This year has been momentous for the Middle East, but 2007 is going to be dramatic.

In the Gaza Strip and West Bank, a full-scale factional war will erupt among the Palestinian Arabs, with unpredictable consequences.

This time around, the “brotherhood” is over.

Fatah, Hamas, Islamic Jihad, and other assorted mafias will participate, while outside sponsors such as Iran, Syria, and Jordan will supply the bullets, rockets, money, and ill-will.

International and American sanctions against Iran and Syria will increase, as will defiance by the two nations. Damascus and Tehran will team up to destabilize Lebanon by activating their proxy, Hezbollah — and the 400,000 Palestinian Arab refugees who work closely with the Shiite militia — to push the country into a renewed civil war, one far more vicious than the 15-year conflict that ended in 1990.

Like the Palestinian Arab battle, Lebanon’s civil war will attract support and weapons, drawing in Western and Middle Eastern sponsors to supply the country’s Christians, Shiites, Sunnis, Druze, and Armenians. Jihadists, always on the lookout for training spots, also will flock into Lebanon to establish bases of operations.

In Iraq and Iran — but also in Afghanistan, Lebanon, Somalia, Pakistan, and at least one major country in the Persian Gulf — jihadist Muslim fundamentalists will become the main agenda-setters, emerging from the shadows to dictate the tempo of events, war, and peace.

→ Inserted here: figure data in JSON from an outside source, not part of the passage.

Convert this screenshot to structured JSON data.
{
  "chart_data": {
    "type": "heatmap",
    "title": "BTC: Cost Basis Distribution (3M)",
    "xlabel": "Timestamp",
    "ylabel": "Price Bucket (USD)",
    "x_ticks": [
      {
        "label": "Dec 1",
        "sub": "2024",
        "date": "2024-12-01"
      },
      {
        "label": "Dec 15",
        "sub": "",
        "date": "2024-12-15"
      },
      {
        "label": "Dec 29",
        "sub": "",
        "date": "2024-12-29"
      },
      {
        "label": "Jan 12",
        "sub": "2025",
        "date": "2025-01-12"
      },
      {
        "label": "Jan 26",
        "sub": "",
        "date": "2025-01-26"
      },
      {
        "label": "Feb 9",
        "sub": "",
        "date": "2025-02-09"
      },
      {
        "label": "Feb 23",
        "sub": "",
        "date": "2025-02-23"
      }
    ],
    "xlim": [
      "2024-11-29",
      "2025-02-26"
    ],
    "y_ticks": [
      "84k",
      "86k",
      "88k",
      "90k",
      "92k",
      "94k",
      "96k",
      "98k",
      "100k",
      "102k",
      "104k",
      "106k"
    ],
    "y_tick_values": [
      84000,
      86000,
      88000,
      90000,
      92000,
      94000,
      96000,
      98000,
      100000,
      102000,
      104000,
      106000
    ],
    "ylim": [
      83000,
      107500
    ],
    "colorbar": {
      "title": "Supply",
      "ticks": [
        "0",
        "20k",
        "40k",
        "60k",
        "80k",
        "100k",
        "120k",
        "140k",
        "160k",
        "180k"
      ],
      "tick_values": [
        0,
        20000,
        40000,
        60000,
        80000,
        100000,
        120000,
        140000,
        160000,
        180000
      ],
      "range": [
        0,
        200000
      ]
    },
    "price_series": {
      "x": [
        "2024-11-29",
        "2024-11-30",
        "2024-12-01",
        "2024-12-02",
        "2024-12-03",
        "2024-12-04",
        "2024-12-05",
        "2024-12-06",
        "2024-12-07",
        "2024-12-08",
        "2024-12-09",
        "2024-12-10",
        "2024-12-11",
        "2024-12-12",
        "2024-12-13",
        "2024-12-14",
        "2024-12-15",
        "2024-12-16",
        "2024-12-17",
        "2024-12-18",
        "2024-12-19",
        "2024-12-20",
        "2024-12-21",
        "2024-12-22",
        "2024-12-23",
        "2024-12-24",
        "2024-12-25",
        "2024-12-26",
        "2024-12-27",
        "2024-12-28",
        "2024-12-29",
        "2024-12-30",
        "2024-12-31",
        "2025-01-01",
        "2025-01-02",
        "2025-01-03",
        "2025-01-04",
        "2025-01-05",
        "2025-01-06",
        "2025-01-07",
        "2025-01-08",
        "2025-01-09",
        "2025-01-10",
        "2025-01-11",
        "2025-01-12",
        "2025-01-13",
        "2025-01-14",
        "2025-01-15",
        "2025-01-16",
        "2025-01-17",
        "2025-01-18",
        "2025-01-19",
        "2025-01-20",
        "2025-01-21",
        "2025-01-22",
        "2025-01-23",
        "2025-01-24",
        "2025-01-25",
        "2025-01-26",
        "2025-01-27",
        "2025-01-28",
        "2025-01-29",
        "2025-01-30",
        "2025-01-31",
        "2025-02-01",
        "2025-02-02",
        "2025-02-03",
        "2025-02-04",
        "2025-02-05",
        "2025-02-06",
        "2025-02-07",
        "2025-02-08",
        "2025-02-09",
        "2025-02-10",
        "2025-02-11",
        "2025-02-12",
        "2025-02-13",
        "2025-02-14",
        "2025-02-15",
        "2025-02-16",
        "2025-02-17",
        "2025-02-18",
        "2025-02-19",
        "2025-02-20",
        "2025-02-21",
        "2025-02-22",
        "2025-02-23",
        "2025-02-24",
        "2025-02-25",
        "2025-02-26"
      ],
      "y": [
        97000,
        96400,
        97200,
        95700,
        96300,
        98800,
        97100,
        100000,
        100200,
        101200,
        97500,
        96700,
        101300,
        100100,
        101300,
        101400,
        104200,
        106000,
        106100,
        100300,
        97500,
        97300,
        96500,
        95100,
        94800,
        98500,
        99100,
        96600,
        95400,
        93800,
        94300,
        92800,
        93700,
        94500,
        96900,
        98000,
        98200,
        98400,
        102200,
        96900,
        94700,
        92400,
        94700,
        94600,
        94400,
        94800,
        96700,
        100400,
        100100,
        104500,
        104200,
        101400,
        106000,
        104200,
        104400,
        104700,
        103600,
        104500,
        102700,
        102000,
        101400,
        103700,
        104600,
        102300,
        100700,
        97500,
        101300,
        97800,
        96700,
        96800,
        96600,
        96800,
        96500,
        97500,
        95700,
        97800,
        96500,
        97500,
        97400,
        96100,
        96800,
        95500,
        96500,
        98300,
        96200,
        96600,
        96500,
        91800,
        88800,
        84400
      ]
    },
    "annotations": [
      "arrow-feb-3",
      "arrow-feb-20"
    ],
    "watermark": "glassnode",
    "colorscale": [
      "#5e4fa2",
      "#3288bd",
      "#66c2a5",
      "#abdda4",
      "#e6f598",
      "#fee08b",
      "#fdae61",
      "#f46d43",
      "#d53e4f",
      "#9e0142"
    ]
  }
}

The flow of refugees from Iraq, which now stands at 2 million, will double.

In America, a Democratic-controlled Congress will turn the Iraqi mess into a full-blown tragedy by opposing any proposals advanced by the Bush administration short of a total and immediate withdrawal of American troops. The American population will progress toward a total rejection of further overseas involvements.

Somalia, which has disintegrated into a huge colony for international jihadist Muslim fundamentalists, will continue its descent into bloody chaos, drawing the Horn of Africa down with it.

The presence of American military personnel already involved in Somalia, as well as the CIA and other semi-military American outfits, will increase with more advisers. The flow of weapons to Christian Ethiopia will explode, as will Western satellite and surveillance outposts there. With the Indian Ocean thus wide open, the U.S. Navy and NATO will have to double their presence to block incoming mayhem from the sea.

In Israel — which in the summer of 2006 painfully discovered the limits of its military prowess against Hezbollah’s guerrilla-style warfare in Lebanon — politicians and the military will find that their enemies have been further emboldened.

Hamas and Hezbollah rockets aimed inland from Gaza and from Lebanon will test Israel again. Prime Minister Olmert’s novice government once more will be pushed to the edge. The government is widely expected to remain in place, but its ability to develop effective responses will be as incomplete and as incompetent in 2007 as it has showed itself to be this year.

More important, Mr. Olmert and his defense minister — as well as Israel’s entire opposition — will continue to exhibit a shocking lack of vision, failing to put forward a strategy to deal with the tide of Islamic fundamentalists and the consequences of Egypt’s failed government. The total collapse of the Palestinian Authority will increase the internal challenge for Israel.

On the macroeconomic front, the price of oil will continue its breakdown, as more alternative sources, from coal to oil sands to ethanol, surge onto the world markets.

The role of Russia as the world’s major new supplier of “conventional energy”— now bigger than that of Saudi Arabia — will grow remarkably. Russia is already Europe’s main supplier of natural gas, and it is moving to become a major supplier of oil and gas to Asia, as well. Canada, with its endless reserves of oil sands, will join Russia as a major new energy power. The strategic consequences of these two countries’ advances for American influence have yet to be calculated by think tanks, NATO, and the OECD. Happy New Year.